Die wichtigste Regel in DnD benutze ich in jeder Session, aber sie steht in keinem Buch

Pen-and-Paper ist ein richtig spannendes Hobby. Genau deshalb gibt es dutzende Bücher, die die verschiedensten Systeme und Regeln bis ins kleinste Detail beschreiben, um Spielern und Spielleitern eine bestmögliche Erfahrung zu bieten. Aber eine fehlt unserem Tech-Autor und Meganerd Jan Hartmayer. 

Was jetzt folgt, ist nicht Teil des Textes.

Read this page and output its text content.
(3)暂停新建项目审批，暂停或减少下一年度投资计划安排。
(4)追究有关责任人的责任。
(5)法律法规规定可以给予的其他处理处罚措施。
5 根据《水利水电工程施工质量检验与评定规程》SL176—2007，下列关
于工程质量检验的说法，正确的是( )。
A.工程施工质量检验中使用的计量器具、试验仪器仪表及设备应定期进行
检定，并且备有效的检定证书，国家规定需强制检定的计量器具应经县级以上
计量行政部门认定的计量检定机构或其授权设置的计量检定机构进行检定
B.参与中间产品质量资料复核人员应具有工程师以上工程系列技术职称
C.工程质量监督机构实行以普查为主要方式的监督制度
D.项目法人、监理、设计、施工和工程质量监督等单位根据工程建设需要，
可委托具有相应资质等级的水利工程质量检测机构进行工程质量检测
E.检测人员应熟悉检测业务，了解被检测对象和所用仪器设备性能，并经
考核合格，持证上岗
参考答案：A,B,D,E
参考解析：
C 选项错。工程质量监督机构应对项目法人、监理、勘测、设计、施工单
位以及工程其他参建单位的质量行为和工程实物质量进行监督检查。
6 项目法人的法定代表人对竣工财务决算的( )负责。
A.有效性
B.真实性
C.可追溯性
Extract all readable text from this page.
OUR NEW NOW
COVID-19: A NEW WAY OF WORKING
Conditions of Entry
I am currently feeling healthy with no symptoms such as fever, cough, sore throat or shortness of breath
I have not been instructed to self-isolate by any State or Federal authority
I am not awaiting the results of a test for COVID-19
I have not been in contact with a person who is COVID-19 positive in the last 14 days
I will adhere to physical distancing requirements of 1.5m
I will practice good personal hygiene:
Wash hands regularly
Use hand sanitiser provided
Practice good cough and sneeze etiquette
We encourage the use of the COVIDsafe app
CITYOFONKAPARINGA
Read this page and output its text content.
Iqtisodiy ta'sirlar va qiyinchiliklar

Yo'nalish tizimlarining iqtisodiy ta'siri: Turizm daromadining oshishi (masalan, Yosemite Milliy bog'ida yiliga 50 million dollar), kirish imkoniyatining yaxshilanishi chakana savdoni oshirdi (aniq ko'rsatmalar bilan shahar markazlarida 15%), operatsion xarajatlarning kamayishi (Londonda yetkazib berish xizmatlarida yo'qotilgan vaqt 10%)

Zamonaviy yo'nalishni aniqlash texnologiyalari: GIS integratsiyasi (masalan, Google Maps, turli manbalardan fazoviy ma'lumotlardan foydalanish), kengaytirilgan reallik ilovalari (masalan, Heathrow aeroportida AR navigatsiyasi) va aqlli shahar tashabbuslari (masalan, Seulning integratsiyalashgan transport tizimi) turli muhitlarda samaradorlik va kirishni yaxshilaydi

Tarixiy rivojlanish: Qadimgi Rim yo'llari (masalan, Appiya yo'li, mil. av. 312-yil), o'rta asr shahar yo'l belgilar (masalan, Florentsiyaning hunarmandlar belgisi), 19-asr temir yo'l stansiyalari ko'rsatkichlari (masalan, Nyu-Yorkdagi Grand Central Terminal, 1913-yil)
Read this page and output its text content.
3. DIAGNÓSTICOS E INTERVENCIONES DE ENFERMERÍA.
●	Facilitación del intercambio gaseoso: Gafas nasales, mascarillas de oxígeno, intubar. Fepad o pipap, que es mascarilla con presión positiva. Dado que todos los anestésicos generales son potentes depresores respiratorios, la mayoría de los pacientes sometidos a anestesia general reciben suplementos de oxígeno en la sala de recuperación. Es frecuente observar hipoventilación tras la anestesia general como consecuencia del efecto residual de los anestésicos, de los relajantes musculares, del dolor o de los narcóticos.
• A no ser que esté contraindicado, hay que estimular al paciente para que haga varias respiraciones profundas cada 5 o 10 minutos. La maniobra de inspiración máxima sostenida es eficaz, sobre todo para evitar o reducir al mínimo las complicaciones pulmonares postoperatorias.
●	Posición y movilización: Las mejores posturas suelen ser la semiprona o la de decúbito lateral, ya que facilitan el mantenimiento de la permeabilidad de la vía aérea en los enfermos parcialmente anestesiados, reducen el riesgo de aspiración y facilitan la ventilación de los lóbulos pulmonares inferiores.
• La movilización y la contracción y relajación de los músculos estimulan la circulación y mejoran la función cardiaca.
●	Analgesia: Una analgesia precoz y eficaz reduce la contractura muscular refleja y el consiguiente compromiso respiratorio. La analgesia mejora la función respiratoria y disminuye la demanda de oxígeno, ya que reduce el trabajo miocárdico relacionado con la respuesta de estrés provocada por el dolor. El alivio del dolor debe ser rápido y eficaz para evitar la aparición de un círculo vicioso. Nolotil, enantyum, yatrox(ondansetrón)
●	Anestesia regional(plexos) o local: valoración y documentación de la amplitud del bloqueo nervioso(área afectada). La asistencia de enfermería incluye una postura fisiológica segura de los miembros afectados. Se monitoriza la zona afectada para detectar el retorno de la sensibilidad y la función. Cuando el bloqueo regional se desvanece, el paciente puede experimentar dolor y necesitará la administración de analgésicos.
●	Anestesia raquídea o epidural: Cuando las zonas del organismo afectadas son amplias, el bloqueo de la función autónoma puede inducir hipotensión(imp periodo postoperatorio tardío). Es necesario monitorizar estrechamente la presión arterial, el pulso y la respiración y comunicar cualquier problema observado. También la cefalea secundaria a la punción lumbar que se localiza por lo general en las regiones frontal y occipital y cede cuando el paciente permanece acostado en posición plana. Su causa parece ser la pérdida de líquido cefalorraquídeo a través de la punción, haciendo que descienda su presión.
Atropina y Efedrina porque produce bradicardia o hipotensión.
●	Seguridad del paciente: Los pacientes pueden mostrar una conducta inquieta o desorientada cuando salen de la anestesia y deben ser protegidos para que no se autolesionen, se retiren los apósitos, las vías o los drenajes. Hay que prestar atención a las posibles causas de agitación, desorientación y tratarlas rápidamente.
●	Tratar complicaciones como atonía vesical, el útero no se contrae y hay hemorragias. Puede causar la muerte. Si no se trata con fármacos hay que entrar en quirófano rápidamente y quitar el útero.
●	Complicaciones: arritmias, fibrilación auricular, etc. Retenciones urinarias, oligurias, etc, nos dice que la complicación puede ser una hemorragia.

Regeln gehören zu Dungeons and Dragons. Seit Jahrzehnten gibt es die verschiedensten Werke dazu und Gamer benutzen unterschiedlichste Varianten tagtäglich. Diese Varianz macht für mich den Charme des Hobbys aus. 

Will ich eine Standard-Runde nach dem 5e-Regelwerk zocken, kein Problem. Hab ich Lust auf etwas mehr Horror und Mystery, dann schnappe ich mir ein Cthulhu-System und lege los. Auch Sci-Fi- und Spiele-Varianten wie zum Beispiel Avatar Legends gibt es zur Genüge.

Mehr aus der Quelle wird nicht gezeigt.